Kepala Eksekutif Pengawas Pasar Modal, Keuangan Derivatif, dan Bursa Karbon OJK, Hasan Fawzi, mengatakan ketentuan itu tercantum dalam rancangan POJK. Batas tersebut berlaku bagi setiap pihak yang menjadi pemegang saham BEI.
“Dalam konsep POJK sekarang kami bunyikan ketentuan di 5 persen, untuk semuanya. Jadi pihak yang akan menjadi pemegang saham Bursa Efek, setiap pihak tersebut sepanjang memiliki porsi kepemilikan dibandingkan jumlah saham yang dikeluarkan oleh bursa sebanyak maksimum 5 persen,” ujar Hasan di Kompleks Parlemen, Senayan, Jakarta, Kamis, 3 September 2026.
Meski demikian, OJK membuka kemungkinan kepemilikan saham melebihi lima persen bagi pemegang saham strategis. Hasan menyebut Danantara Indonesia, Bank Indonesia, dan Kementerian Keuangan berpotensi masuk kategori tersebut.
Ia mengatakan, kepemilikan saham di atas lima persen tetap harus melalui penelitian dan persetujuan sesuai ketentuan POJK. Proses tersebut diperlukan untuk memastikan pihak terkait memenuhi kriteria sebagai pemegang saham strategis.
“Jika sampai hal itu terpenuhi dan nanti melalui proses penelitian dan persetujuan di POJK dimungkinkan. Maka untuk pihak-pihak tertentu tersebut masih dimungkinkan untuk memiliki porsi saham di Bursa Efek melampaui angka batasan 5 persen dimaksud,” katanya.
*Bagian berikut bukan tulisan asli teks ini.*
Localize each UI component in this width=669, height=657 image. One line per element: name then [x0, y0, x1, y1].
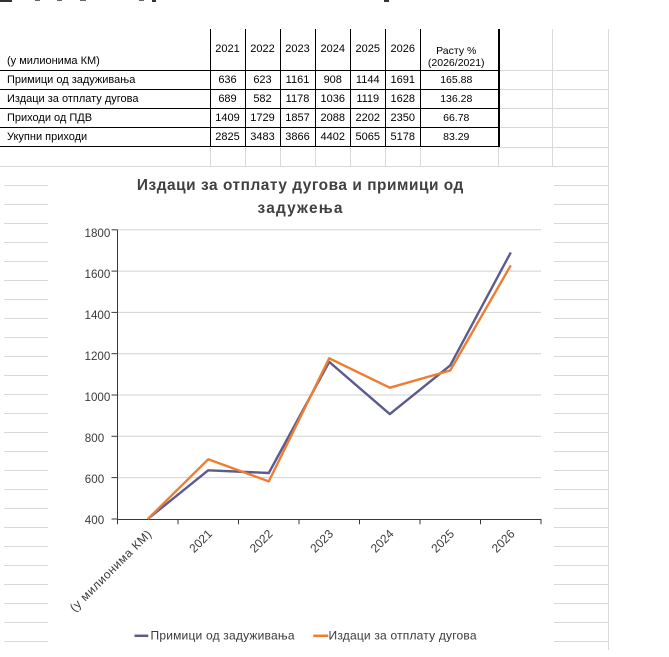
svg-text:1800: 1800 [85, 226, 111, 239]
svg-text:600: 600 [85, 472, 104, 485]
svg-text:Издаци за отплату дугова и при: Издаци за отплату дугова и примици од [137, 177, 464, 194]
svg-text:задужења: задужења [258, 199, 344, 216]
svg-text:Примици од задуживања: Примици од задуживања [151, 628, 295, 642]
svg-text:1400: 1400 [85, 308, 111, 321]
svg-text:800: 800 [85, 431, 104, 444]
svg-text:Издаци за отплату дугова: Издаци за отплату дугова [329, 628, 477, 642]
svg-text:1600: 1600 [85, 267, 111, 280]
svg-text:1200: 1200 [85, 349, 111, 362]
svg-text:400: 400 [85, 513, 104, 526]
svg-text:1000: 1000 [85, 390, 111, 403]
Hasan mengatakan rancangan POJK tentang demutualisasi BEI kini memasuki tahap finalisasi. OJK menargetkan aturan tersebut dapat diselesaikan pada September 2026.
“Kita harapkan segera kita finalkan di bulan ini, di Q3, di September ini. Kemarin kami sudah melakukan pembahasan awal untuk harmonisasi dengan Kementerian Hukum karena di proses internal sudah final,” kata Hasan.
Setelah POJK berlaku, BEI perlu menyesuaikan anggaran dasar dan sejumlah peraturan bursa. Penyesuaian dilakukan karena terdapat perubahan struktur kelembagaan, kepemilikan, dan sifat organisasi bursa.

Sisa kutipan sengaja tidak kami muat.